— Вообще-то, если честно, то да.
Он кривится.
— Ну, конечно. Юный эмиссар Изнанки. Ты параноик, Сфинкс.
— Знаю.
Слепой кое-как разливает кофе, и мы кое-как его пьем. Зеленый абажур такой глубокий, что освещает только стол, все остальное остается в тени. Мотыльки со стуком бьются о лампу.
— Значит, Лес, находится где-то еще? Не здесь?
Он смотрит угрюмо.
— Это разновидность терапии или светская болтовня? А может, тебя совесть замучила? С каких это пор ты интересуешься Лесом?
— Не будь таким мстительным, Слепой, — прошу я. — Мне и так хреново.
Он пожимает плечами.
— Лес не здесь. Туда не попадешь вот так, запросто. Не найдешь дорогу. Он или приходит к тебе сам, или нет. Лес ни под кого не подлаживается.
Глаза Слепого все еще отсвечивают зеленым. Хотя сейчас эти отблески можно счесть отражением лампы. Я хочу спросить о сосновом запахе, но сдерживаюсь. Что-то непривычное прозвучало в голосе Слепого, когда он говорил о Лесе. Уважение? Нежность? Вот чего я сегодня еще не видел.
— А это место, значит, подлаживается? — уточняю я.
— Можно сказать и так.
— Можно ли считать реальным место, которое под кого-то подлаживается?
Слепой вздыхает.
— Что ты вообще считаешь реальным, Сфинкс? Дом?
— Да, — отвечаю, не подумав, и тут же понимаю, что попался. Причем по-дурацки. Реальность, в которой состайник оборачивается огненным ящером и сжигает тебе протезы до каркаса?
Слепой усмехается, но не пользуется возможностью ткнуть меня носом в очевидное. Вместо этого вдруг делается серьезен.

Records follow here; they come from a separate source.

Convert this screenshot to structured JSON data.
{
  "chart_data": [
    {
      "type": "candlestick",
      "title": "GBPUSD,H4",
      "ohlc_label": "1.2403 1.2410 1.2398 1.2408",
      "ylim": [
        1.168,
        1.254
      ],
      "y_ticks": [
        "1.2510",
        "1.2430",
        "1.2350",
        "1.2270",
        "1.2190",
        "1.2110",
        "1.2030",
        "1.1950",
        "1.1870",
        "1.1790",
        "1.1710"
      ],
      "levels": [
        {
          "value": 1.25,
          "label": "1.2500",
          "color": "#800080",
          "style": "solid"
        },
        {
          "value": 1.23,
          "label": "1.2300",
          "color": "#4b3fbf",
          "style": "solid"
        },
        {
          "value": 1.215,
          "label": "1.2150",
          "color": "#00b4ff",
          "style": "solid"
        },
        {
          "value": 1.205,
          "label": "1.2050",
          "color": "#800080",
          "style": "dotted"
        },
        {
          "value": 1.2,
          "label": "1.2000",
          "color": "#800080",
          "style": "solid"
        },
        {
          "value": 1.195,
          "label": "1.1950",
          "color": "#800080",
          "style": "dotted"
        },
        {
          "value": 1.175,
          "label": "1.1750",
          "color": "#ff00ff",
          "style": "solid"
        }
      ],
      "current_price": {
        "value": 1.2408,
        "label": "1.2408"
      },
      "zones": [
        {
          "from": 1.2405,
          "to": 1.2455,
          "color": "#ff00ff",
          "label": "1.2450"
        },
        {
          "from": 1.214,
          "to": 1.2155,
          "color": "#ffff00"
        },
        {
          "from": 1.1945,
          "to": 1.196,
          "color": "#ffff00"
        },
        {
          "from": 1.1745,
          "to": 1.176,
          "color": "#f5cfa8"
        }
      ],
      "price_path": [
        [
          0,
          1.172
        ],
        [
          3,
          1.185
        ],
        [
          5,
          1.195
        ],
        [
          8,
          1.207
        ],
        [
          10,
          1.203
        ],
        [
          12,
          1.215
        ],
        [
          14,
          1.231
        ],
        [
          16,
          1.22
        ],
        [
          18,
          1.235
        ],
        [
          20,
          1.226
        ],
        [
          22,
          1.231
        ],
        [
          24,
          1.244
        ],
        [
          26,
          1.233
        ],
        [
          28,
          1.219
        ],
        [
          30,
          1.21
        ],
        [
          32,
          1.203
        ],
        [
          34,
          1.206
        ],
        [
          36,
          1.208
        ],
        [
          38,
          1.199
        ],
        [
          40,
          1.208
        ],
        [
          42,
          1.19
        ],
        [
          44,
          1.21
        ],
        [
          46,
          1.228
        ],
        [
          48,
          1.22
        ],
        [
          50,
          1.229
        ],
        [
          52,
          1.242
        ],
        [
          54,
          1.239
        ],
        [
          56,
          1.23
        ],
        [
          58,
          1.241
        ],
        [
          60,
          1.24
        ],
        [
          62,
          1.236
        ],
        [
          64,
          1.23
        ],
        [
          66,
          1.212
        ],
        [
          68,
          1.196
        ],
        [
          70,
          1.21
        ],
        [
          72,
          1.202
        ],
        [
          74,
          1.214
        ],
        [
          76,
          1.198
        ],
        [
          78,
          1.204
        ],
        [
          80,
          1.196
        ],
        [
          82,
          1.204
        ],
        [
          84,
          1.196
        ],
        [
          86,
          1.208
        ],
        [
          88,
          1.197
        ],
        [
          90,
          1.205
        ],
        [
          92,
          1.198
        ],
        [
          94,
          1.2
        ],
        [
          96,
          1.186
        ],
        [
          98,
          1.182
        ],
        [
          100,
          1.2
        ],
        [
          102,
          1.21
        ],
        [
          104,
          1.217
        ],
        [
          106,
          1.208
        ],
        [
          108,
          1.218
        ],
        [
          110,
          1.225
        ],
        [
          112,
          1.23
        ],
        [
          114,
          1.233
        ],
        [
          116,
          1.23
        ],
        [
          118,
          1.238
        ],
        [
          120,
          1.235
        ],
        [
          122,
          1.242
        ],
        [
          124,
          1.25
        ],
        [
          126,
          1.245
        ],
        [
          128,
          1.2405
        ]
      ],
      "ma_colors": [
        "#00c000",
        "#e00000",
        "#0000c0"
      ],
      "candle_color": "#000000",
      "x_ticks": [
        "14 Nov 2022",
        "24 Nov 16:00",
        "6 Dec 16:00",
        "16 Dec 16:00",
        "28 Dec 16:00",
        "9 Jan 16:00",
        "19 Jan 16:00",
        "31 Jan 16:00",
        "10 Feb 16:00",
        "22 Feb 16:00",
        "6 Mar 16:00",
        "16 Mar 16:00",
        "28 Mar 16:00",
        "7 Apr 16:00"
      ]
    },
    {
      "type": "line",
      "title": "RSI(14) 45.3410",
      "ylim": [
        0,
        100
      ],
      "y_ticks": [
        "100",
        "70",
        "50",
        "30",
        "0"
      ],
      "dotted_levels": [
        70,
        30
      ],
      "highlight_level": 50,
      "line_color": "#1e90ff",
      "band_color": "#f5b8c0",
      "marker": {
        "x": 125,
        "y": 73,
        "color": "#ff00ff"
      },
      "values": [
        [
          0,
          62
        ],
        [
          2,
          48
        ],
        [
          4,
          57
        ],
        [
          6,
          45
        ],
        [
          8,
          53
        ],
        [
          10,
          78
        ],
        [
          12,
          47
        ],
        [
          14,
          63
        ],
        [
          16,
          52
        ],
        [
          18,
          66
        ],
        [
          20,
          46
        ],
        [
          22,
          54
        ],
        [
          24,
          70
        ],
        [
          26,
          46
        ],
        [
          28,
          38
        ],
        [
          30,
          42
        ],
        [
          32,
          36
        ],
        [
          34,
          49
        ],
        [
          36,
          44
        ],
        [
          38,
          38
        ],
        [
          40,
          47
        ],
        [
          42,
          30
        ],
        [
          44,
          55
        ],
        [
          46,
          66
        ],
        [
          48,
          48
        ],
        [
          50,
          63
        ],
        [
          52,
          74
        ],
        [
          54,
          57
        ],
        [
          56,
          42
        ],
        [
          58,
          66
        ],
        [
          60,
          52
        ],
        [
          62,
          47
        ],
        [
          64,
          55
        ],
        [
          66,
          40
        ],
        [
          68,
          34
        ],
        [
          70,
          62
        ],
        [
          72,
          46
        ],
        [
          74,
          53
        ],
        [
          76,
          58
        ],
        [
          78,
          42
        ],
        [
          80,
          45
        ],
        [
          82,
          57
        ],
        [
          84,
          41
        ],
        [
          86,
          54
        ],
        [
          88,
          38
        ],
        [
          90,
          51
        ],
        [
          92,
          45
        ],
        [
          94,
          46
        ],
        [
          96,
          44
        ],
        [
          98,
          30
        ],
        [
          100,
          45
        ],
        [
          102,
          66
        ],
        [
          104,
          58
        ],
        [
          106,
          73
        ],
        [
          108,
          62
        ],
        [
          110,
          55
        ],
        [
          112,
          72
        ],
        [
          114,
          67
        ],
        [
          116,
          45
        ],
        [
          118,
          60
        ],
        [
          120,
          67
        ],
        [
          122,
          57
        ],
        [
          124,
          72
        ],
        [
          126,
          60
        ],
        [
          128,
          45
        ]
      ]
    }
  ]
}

— А Русалка? — спрашивает он. — Ты спросил, чего бы хотелось ей?
Я настораживаюсь.
— Она сказала, что примет мой выбор.
— А вдруг она не может выбирать? Вдруг она вообще не из нашего мира?
— Что это значит, Слепой?
Он опять усмехается.
— Мало ли что… Но если она из другого мира, в Наружности ей места нет.
— Так не бывает, — отвечаю я, стараясь сохранять спокойствие. — Ты это выдумал прямо сейчас, на ходу.
— Ну, разумеется, — он утыкается в чашку. — Чего я только не придумаю, лишь бы тебя удержать.
Я понимаю, что по-человечески нам с ним уже не поговорить. Он так и будет меня запугивать. Допустим, я параноик, но зачем на этом так безжалостно играть?
— Прекрати, Слепой, — говорю я. — Уважай мой выбор, как я уважаю твой.
— Конечно, — он устало прикрывает глаза. — Как скажешь.
Но мне теперь уже не избавиться от ускользающего образа Русалки, которая грустно машет мне из-под толщи воды, исчезая в неведомом мире. Черт бы побрал Слепого… Есть на свете хоть что-то, что для него недопустимо?
Чуть погодя он встает и выключает свет. Мы оказываемся в кромешной темноте. Но ненадолго. Крупные звезды проступают на черном бархате ночи. Если приглядеться, они разноцветные. Я отодвигаюсь от стола и закидываю ноги на перила. Слепой облокачивается о них. Мы сидим молча и смотрим на звезды.